Basically, if there wasn't a universal speed limit, then interactions could occur instantaneously over any distance. Events in distant galaxies billions of light-years away could affect us immediately. This is not how we observe nature to work, so their must be a speed limit. Now, everyone must agree on that speed limit all the time, or else it's not really a speed limit. Working out the full implications of that gives us special relativity.
Now the question is, why should light travel exactly at that speed limit? Because it's massless. To quote L&L again:
> Experiment shows that the so-called principle of relativity is valid. According to this principle all the laws of nature are identical in all inertial systems of reference. In other words, the equations expressing the laws of nature are invariant with respect to transformations of coordinates and time from one inertial system to another. This means that the equation describing any law of nature, when written in terms of coordinates and time in different inertial reference systems, has one and the same form.
When he talks about "inertial reference systems" he's talking about a system of stuff all moving together at constant velocity. So no matter where you are, and no matter how fast you're moving, physics looks the same everywhere. Another way to put it is that there's no way to say whether I'm standing still and you're moving, or you're standing still and I'm moving. Physics looks identical in either case, so one statement is as good as the other.

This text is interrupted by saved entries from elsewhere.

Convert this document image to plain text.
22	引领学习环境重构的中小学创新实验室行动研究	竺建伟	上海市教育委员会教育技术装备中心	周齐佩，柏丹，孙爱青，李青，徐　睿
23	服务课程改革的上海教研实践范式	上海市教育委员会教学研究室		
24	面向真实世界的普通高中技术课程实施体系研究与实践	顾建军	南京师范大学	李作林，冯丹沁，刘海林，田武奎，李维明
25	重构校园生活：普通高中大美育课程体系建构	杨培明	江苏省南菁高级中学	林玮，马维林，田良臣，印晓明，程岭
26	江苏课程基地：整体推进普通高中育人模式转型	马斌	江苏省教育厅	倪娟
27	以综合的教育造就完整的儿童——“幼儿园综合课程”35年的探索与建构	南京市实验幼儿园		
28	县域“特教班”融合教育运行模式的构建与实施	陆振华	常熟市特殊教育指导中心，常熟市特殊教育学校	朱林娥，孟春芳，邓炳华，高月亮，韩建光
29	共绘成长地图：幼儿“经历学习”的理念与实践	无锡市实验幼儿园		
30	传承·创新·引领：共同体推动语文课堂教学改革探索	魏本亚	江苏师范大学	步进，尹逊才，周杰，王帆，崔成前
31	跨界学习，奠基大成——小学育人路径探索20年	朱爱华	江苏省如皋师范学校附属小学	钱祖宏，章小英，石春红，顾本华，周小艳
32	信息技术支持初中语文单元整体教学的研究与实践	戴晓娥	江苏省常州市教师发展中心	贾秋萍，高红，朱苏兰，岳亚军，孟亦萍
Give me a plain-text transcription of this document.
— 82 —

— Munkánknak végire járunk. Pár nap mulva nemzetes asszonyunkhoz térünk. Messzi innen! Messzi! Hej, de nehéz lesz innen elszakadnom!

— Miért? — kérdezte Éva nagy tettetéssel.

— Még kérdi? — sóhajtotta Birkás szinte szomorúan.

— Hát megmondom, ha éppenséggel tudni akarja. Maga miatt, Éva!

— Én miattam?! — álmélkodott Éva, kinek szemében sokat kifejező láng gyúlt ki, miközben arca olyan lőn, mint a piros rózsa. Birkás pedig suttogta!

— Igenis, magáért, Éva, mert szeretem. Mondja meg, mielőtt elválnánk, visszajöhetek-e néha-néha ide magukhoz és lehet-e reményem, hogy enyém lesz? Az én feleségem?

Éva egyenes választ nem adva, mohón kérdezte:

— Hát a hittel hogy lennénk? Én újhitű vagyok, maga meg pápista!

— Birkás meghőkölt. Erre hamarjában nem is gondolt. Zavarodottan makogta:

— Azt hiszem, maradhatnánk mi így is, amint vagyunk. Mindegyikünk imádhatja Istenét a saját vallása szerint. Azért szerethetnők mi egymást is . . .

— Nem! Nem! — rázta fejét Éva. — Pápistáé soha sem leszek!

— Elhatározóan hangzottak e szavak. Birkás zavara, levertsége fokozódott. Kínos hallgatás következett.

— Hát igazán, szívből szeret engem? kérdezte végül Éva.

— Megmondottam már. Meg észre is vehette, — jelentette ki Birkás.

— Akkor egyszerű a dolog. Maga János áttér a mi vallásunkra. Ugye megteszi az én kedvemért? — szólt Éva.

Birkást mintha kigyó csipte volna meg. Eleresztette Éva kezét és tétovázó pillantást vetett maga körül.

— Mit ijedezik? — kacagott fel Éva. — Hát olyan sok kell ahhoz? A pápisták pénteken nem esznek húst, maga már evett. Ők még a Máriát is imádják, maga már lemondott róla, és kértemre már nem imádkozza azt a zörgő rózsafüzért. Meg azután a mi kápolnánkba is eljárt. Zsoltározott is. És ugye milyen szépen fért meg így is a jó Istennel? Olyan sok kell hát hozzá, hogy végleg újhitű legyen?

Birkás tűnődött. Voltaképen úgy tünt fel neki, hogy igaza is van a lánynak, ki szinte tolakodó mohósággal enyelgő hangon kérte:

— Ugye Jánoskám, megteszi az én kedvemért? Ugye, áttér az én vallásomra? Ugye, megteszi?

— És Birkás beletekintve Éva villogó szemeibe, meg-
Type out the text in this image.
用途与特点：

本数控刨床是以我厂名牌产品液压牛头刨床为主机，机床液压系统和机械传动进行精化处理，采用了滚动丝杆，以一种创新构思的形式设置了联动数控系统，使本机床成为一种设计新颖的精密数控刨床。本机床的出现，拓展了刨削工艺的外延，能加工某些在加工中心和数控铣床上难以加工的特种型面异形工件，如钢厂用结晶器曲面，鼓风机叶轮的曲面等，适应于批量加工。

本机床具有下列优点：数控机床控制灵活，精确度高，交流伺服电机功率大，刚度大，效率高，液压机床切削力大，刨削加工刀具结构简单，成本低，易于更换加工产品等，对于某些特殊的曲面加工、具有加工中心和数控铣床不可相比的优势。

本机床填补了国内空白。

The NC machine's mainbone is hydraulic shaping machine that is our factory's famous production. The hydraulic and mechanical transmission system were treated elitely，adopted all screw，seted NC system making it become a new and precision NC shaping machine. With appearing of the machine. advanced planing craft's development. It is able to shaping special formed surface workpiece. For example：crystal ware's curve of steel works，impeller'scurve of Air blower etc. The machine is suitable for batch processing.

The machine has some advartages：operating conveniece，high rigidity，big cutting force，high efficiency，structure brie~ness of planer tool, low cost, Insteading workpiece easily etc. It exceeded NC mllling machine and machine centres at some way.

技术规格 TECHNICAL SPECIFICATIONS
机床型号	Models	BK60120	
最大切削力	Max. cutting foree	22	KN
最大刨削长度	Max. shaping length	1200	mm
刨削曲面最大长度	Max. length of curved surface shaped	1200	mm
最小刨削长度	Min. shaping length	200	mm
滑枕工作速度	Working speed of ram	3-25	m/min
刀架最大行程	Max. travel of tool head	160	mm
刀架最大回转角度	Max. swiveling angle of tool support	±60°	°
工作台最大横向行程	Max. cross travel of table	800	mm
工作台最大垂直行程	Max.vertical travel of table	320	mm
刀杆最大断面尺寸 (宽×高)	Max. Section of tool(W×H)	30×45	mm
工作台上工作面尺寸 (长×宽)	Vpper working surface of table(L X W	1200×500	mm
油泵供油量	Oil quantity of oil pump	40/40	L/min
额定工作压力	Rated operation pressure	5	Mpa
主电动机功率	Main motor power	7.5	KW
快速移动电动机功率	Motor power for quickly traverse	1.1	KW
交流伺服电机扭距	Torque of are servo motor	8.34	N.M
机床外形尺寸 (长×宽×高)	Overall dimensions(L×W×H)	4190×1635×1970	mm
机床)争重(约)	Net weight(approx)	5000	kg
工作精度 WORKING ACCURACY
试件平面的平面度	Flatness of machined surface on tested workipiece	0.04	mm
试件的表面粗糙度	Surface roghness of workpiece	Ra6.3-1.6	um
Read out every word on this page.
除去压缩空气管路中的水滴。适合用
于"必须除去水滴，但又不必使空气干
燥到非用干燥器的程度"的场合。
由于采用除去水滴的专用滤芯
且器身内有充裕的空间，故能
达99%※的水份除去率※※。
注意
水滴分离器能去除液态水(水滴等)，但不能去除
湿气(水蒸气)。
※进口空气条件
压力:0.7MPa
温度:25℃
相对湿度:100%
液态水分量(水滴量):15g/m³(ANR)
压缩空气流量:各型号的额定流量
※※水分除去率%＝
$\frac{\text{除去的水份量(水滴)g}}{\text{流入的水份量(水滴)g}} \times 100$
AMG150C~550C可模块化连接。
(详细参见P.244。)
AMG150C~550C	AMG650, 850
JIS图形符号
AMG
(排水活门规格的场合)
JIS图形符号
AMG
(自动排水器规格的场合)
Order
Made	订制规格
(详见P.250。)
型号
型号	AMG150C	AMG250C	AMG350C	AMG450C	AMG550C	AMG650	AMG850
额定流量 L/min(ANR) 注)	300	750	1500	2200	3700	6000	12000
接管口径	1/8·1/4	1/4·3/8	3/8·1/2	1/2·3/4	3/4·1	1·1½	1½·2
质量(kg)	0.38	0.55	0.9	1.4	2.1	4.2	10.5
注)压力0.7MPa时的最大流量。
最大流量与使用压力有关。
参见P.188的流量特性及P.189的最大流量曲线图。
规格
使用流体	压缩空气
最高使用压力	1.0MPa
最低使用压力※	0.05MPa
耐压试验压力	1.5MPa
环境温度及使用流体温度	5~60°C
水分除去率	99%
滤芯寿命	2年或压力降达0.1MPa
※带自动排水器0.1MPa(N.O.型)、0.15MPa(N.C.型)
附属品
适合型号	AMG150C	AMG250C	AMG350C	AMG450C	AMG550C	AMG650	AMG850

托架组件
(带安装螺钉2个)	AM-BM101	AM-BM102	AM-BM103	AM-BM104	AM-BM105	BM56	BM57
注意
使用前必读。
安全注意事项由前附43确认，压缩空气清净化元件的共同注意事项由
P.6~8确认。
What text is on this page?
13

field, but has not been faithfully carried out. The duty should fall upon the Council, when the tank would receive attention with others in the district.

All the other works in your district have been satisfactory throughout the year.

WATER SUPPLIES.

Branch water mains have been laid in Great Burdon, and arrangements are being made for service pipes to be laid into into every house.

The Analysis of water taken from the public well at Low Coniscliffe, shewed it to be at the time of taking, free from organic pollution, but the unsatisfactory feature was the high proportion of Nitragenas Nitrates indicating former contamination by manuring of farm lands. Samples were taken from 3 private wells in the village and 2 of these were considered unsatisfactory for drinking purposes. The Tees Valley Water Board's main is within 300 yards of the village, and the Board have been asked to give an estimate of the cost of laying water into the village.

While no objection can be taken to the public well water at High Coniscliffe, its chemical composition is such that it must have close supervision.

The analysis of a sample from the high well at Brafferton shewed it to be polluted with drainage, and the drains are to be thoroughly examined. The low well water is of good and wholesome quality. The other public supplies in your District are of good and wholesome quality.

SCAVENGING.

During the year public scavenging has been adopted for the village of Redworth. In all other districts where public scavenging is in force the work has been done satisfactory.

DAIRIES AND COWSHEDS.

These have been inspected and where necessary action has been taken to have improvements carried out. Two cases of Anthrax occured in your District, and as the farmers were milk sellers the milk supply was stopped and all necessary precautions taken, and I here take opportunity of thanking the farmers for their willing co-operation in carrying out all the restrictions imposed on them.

What does this have to do with massless particles moving at the speed of light? If something is moving at less than the speed of light, then it must have a co-moving reference frame. That is, there is some vantage point (some speed and direction of motion) in which that thing is at rest. But if we were able to get into the co-moving reference frame of a massless particle, then we would see it have no mass and no momentum, hence no energy at all. It wouldn't be there! So some observers would say there is a particle, and others would say there's not. There would be a disagreement about physical observables based on reference frame, which contradicts the principle of relativity. Now it is possible for a massless particle to move at exactly the universal speed limit because everyone always agrees on that speed, so no matter what reference frame you're in, you'll always see it moving exactly at that speed limit. This also implies that a massive particle can never move at the universal speed limit.
Edit: fixed some typos.